Large technology stocks have generally declined. $Apple(AAPL.US)$ Decreased by 0.44%, $Amazon(AMZN.US)$ Decreased by 2.09%, $Meta Platforms(META.US)$ Up 0.07%, $Alphabet-A(GOOGL.US)$ Decreased by 0.67%, $Microsoft(MSFT.US)$ Up 0.23%, $Tesla(TSLA.US)$ Down 3.35%, $Netflix(NFLX.US)$ Decreased by 2.12%, $NVIDIA(NVDA.US)$ Decreased by 2.48%, $Micron Technology(MU.US)$ Down 2.53%, $Intel(INTC.US)$ Down 1.02%.
Important Market News
Federal Reserve Meeting Minutes: Interest rate hikes are still possible in May, and the economy is expected to decline during the year

The minutes of the Federal Reserve meeting showed that many Fed officials lowered their expectations for peak interest rates due to the banking crisis; several Fed officials emphasized the need to maintain policy flexibility; the decision to raise interest rates by 25 basis points in March was supported by all Fed officials; and the Federal Reserve staff expected the economy to begin a “moderate recession” in late 2023.

Despite the increased possibility of a recession, Fed officials suggest that interest rates may continue to be raised at the next meeting in May. The minutes write that in light of recent changes in the situation, FOMC members of the Federal Reserve's Monetary Policy Committee anticipate that it may be appropriate to increase some policy austerity in order to achieve a policy stance that is sufficiently restrictive on the economy, so that the inflation rate falls back to 2% over time.

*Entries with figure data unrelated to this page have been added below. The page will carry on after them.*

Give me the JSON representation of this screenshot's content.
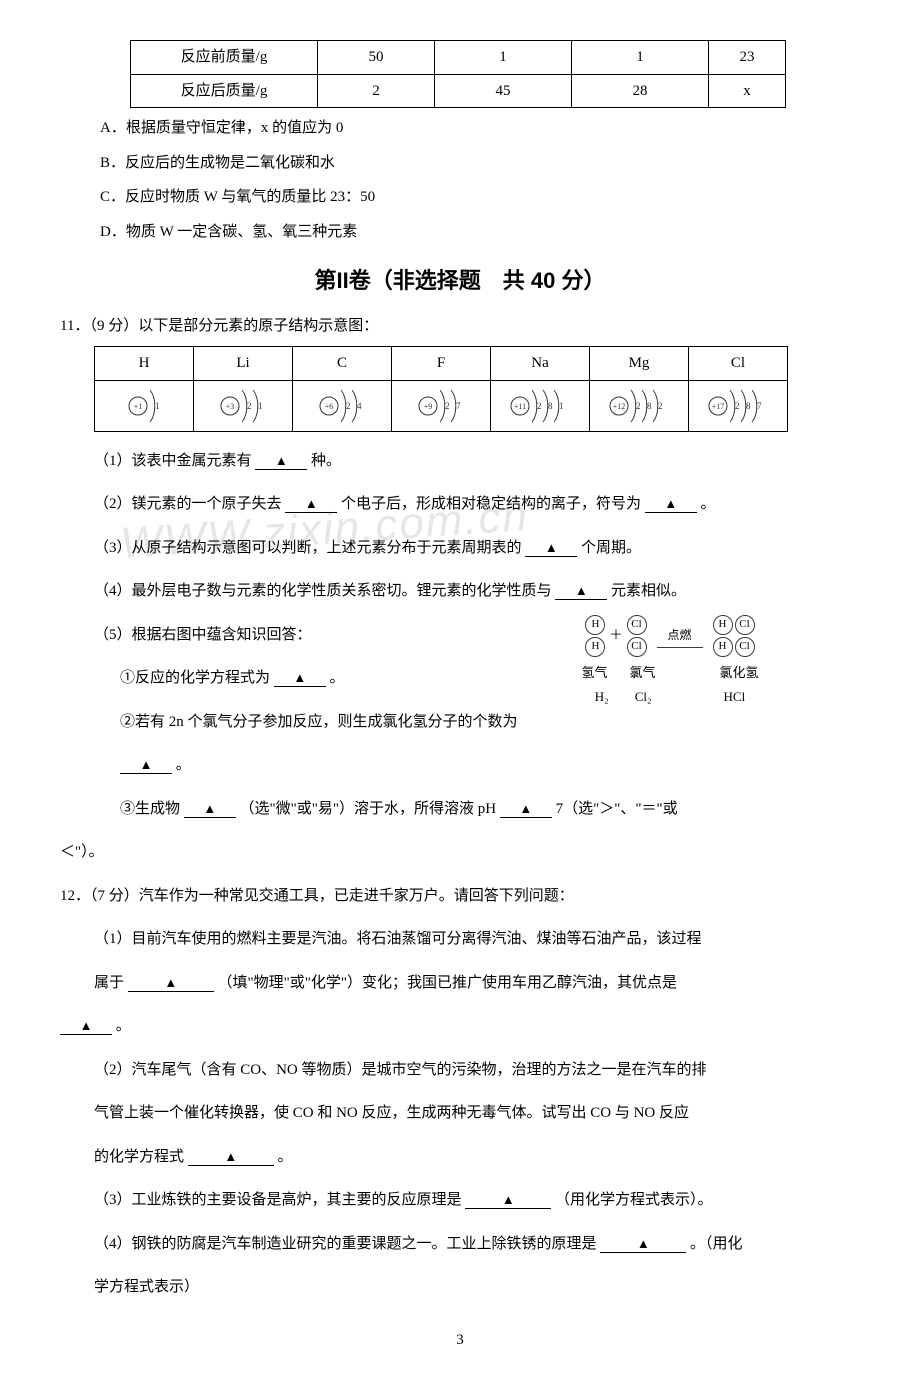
{
  "mass_table": {
    "col_widths": [
      "170px",
      "100px",
      "120px",
      "120px",
      "60px"
    ],
    "rows": [
      {
        "label": "反应前质量/g",
        "cells": [
          "50",
          "1",
          "1",
          "23"
        ]
      },
      {
        "label": "反应后质量/g",
        "cells": [
          "2",
          "45",
          "28",
          "x"
        ]
      }
    ]
  },
  "options_q10": {
    "A": "A．根据质量守恒定律，x 的值应为 0",
    "B": "B．反应后的生成物是二氧化碳和水",
    "C": "C．反应时物质 W 与氧气的质量比 23：50",
    "D": "D．物质 W 一定含碳、氢、氧三种元素"
  },
  "section2_title": "第II卷（非选择题　共 40 分）",
  "q11": {
    "stem": "11．（9 分）以下是部分元素的原子结构示意图：",
    "headers": [
      "H",
      "Li",
      "C",
      "F",
      "Na",
      "Mg",
      "Cl"
    ],
    "atoms": [
      {
        "p": 1,
        "shells": [
          1
        ]
      },
      {
        "p": 3,
        "shells": [
          2,
          1
        ]
      },
      {
        "p": 6,
        "shells": [
          2,
          4
        ]
      },
      {
        "p": 9,
        "shells": [
          2,
          7
        ]
      },
      {
        "p": 11,
        "shells": [
          2,
          8,
          1
        ]
      },
      {
        "p": 12,
        "shells": [
          2,
          8,
          2
        ]
      },
      {
        "p": 17,
        "shells": [
          2,
          8,
          7
        ]
      }
    ],
    "p1": "（1）该表中金属元素有",
    "p1_tail": "种。",
    "p2_a": "（2）镁元素的一个原子失去",
    "p2_b": "个电子后，形成相对稳定结构的离子，符号为",
    "p2_tail": "。",
    "p3": "（3）从原子结构示意图可以判断，上述元素分布于元素周期表的",
    "p3_tail": "个周期。",
    "p4": "（4）最外层电子数与元素的化学性质关系密切。锂元素的化学性质与",
    "p4_tail": "元素相似。",
    "p5": "（5）根据右图中蕴含知识回答：",
    "p5_1": "①反应的化学方程式为",
    "p5_1_tail": "。",
    "p5_2": "②若有 2n 个氯气分子参加反应，则生成氯化氢分子的个数为",
    "p5_2_tail": "。",
    "p5_3_a": "③生成物",
    "p5_3_b": "（选\"微\"或\"易\"）溶于水，所得溶液 pH",
    "p5_3_c": "7（选\"＞\"、\"＝\"或",
    "p5_3_tail": "＜\"）。",
    "fig_labels": {
      "ignite": "点燃",
      "h2": "氢气",
      "cl2": "氯气",
      "hcl": "氯化氢",
      "h2f": "H₂",
      "cl2f": "Cl₂",
      "hclf": "HCl"
    }
  },
  "q12": {
    "stem": "12．（7 分）汽车作为一种常见交通工具，已走进千家万户。请回答下列问题：",
    "p1_a": "（1）目前汽车使用的燃料主要是汽油。将石油蒸馏可分离得汽油、煤油等石油产品，该过程",
    "p1_b": "属于",
    "p1_c": "（填\"物理\"或\"化学\"）变化；我国已推广使用车用乙醇汽油，其优点是",
    "p1_tail": "。",
    "p2_a": "（2）汽车尾气（含有 CO、NO 等物质）是城市空气的污染物，治理的方法之一是在汽车的排",
    "p2_b": "气管上装一个催化转换器，使 CO 和 NO 反应，生成两种无毒气体。试写出 CO 与 NO 反应",
    "p2_c": "的化学方程式",
    "p2_tail": "。",
    "p3_a": "（3）工业炼铁的主要设备是高炉，其主要的反应原理是",
    "p3_tail": "（用化学方程式表示）。",
    "p4_a": "（4）钢铁的防腐是汽车制造业研究的重要课题之一。工业上除铁锈的原理是",
    "p4_b": "。（用化",
    "p4_tail": "学方程式表示）"
  },
  "page_num": "3",
  "watermark": "WWW.zixin.com.cn"
}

The US CPI exceeded expectations in March and the inflationary pressure eased somewhat

On Wednesday EST, the US Bureau of Labor Statistics released data showing that the US recorded an unseasonally adjusted CPI annual rate of 5% in March, lower than the forecast of 5.2%, a new low since May 2021. However, the US recorded an annual rate of 5.6% of the core CPI without seasonal adjustments in March. The forecast was 5.6%. The previous value was 5.50%, ending five consecutive declines. After the March seasonal adjustment, the monthly CPI rate in the US recorded 0.1%, which is expected to be 0.20%, compared with the previous value of 0.40%.

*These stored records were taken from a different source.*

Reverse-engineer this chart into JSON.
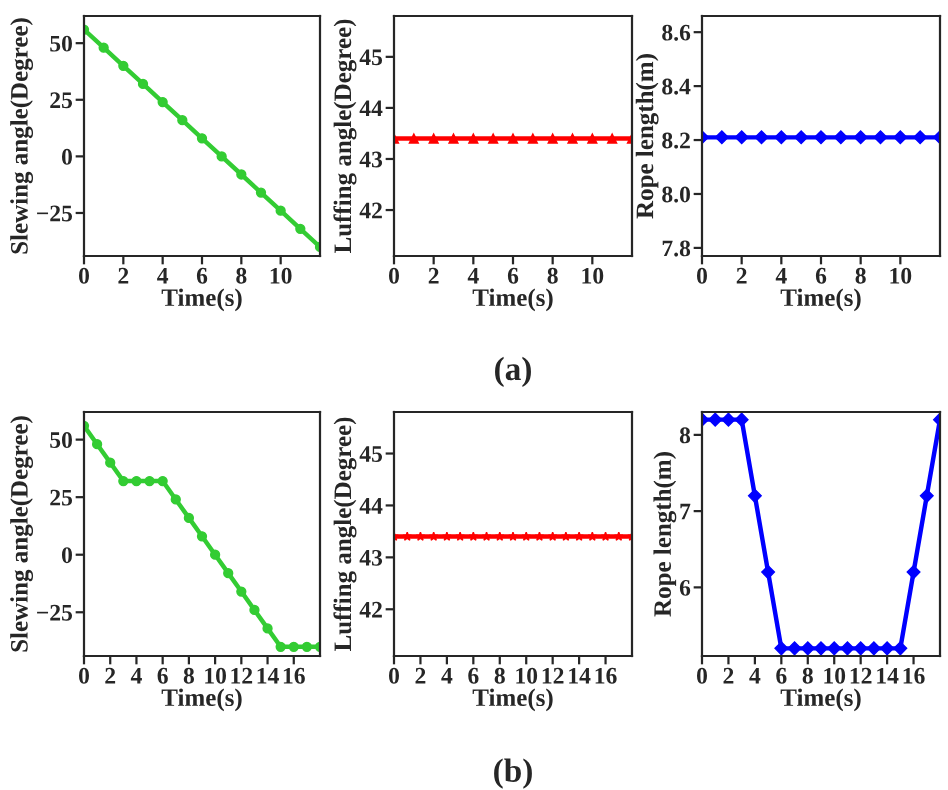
{
  "chart_data": [
    {
      "type": "line",
      "xlabel": "Time(s)",
      "ylabel": "Slewing angle(Degree)",
      "x": [
        0,
        1,
        2,
        3,
        4,
        5,
        6,
        7,
        8,
        9,
        10,
        11,
        12
      ],
      "series": [
        {
          "color": "#33cc33",
          "values": [
            56,
            48,
            40,
            32,
            24,
            16,
            8,
            0,
            -8,
            -16,
            -24,
            -32,
            -40
          ]
        }
      ],
      "marker": "circle",
      "xlim": [
        0,
        12
      ],
      "xticks": [
        0,
        2,
        4,
        6,
        8,
        10
      ],
      "ylim": [
        -44,
        62
      ],
      "yticks": [
        -25,
        0,
        25,
        50
      ],
      "grid": false,
      "legend": false
    },
    {
      "type": "line",
      "xlabel": "Time(s)",
      "ylabel": "Luffing angle(Degree)",
      "x": [
        0,
        1,
        2,
        3,
        4,
        5,
        6,
        7,
        8,
        9,
        10,
        11,
        12
      ],
      "series": [
        {
          "color": "#ff0000",
          "values": [
            43.4,
            43.4,
            43.4,
            43.4,
            43.4,
            43.4,
            43.4,
            43.4,
            43.4,
            43.4,
            43.4,
            43.4,
            43.4
          ]
        }
      ],
      "marker": "triangle",
      "xlim": [
        0,
        12
      ],
      "xticks": [
        0,
        2,
        4,
        6,
        8,
        10
      ],
      "ylim": [
        41.1,
        45.8
      ],
      "yticks": [
        42,
        43,
        44,
        45
      ],
      "grid": false,
      "legend": false,
      "annotations": [
        "(a)"
      ]
    },
    {
      "type": "line",
      "xlabel": "Time(s)",
      "ylabel": "Rope length(m)",
      "x": [
        0,
        1,
        2,
        3,
        4,
        5,
        6,
        7,
        8,
        9,
        10,
        11,
        12
      ],
      "series": [
        {
          "color": "#0000ff",
          "values": [
            8.21,
            8.21,
            8.21,
            8.21,
            8.21,
            8.21,
            8.21,
            8.21,
            8.21,
            8.21,
            8.21,
            8.21,
            8.21
          ]
        }
      ],
      "marker": "diamond",
      "xlim": [
        0,
        12
      ],
      "xticks": [
        0,
        2,
        4,
        6,
        8,
        10
      ],
      "ylim": [
        7.77,
        8.66
      ],
      "yticks": [
        7.8,
        {
          "value": 8,
          "label": "8.0"
        },
        8.2,
        8.4,
        8.6
      ],
      "grid": false,
      "legend": false
    },
    {
      "type": "line",
      "xlabel": "Time(s)",
      "ylabel": "Slewing angle(Degree)",
      "x": [
        0,
        1,
        2,
        3,
        4,
        5,
        6,
        7,
        8,
        9,
        10,
        11,
        12,
        13,
        14,
        15,
        16,
        17,
        18
      ],
      "series": [
        {
          "color": "#33cc33",
          "values": [
            56,
            48,
            40,
            32,
            32,
            32,
            32,
            24,
            16,
            8,
            0,
            -8,
            -16,
            -24,
            -32,
            -40,
            -40,
            -40,
            -40
          ]
        }
      ],
      "marker": "circle",
      "xlim": [
        0,
        18
      ],
      "xticks": [
        0,
        2,
        4,
        6,
        8,
        10,
        12,
        14,
        16
      ],
      "ylim": [
        -44,
        62
      ],
      "yticks": [
        -25,
        0,
        25,
        50
      ],
      "grid": false,
      "legend": false
    },
    {
      "type": "line",
      "xlabel": "Time(s)",
      "ylabel": "Luffing angle(Degree)",
      "x": [
        0,
        1,
        2,
        3,
        4,
        5,
        6,
        7,
        8,
        9,
        10,
        11,
        12,
        13,
        14,
        15,
        16,
        17,
        18
      ],
      "series": [
        {
          "color": "#ff0000",
          "values": [
            43.4,
            43.4,
            43.4,
            43.4,
            43.4,
            43.4,
            43.4,
            43.4,
            43.4,
            43.4,
            43.4,
            43.4,
            43.4,
            43.4,
            43.4,
            43.4,
            43.4,
            43.4,
            43.4
          ]
        }
      ],
      "marker": "star",
      "xlim": [
        0,
        18
      ],
      "xticks": [
        0,
        2,
        4,
        6,
        8,
        10,
        12,
        14,
        16
      ],
      "ylim": [
        41.1,
        45.8
      ],
      "yticks": [
        42,
        43,
        44,
        45
      ],
      "grid": false,
      "legend": false,
      "annotations": [
        "(b)"
      ]
    },
    {
      "type": "line",
      "xlabel": "Time(s)",
      "ylabel": "Rope length(m)",
      "x": [
        0,
        1,
        2,
        3,
        4,
        5,
        6,
        7,
        8,
        9,
        10,
        11,
        12,
        13,
        14,
        15,
        16,
        17,
        18
      ],
      "series": [
        {
          "color": "#0000ff",
          "values": [
            8.2,
            8.2,
            8.2,
            8.2,
            7.2,
            6.2,
            5.2,
            5.2,
            5.2,
            5.2,
            5.2,
            5.2,
            5.2,
            5.2,
            5.2,
            5.2,
            6.2,
            7.2,
            8.2
          ]
        }
      ],
      "marker": "diamond",
      "xlim": [
        0,
        18
      ],
      "xticks": [
        0,
        2,
        4,
        6,
        8,
        10,
        12,
        14,
        16
      ],
      "ylim": [
        5.1,
        8.3
      ],
      "yticks": [
        6,
        7,
        8
      ],
      "grid": false,
      "legend": false
    }
  ]
}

Overall, the US inflation data has been slowing for the 9th month in a row, lower than the 9% high in June last year, but still far above the Fed's 2% target. According to the analysis, the US inflation rate fell to its lowest level in the past two years in March, but the rise in core CPI will continue to put pressure on the Fed, forcing it to raise interest rates again in May.

US President Joe Biden said the CPI data showed continued progress in fighting inflation.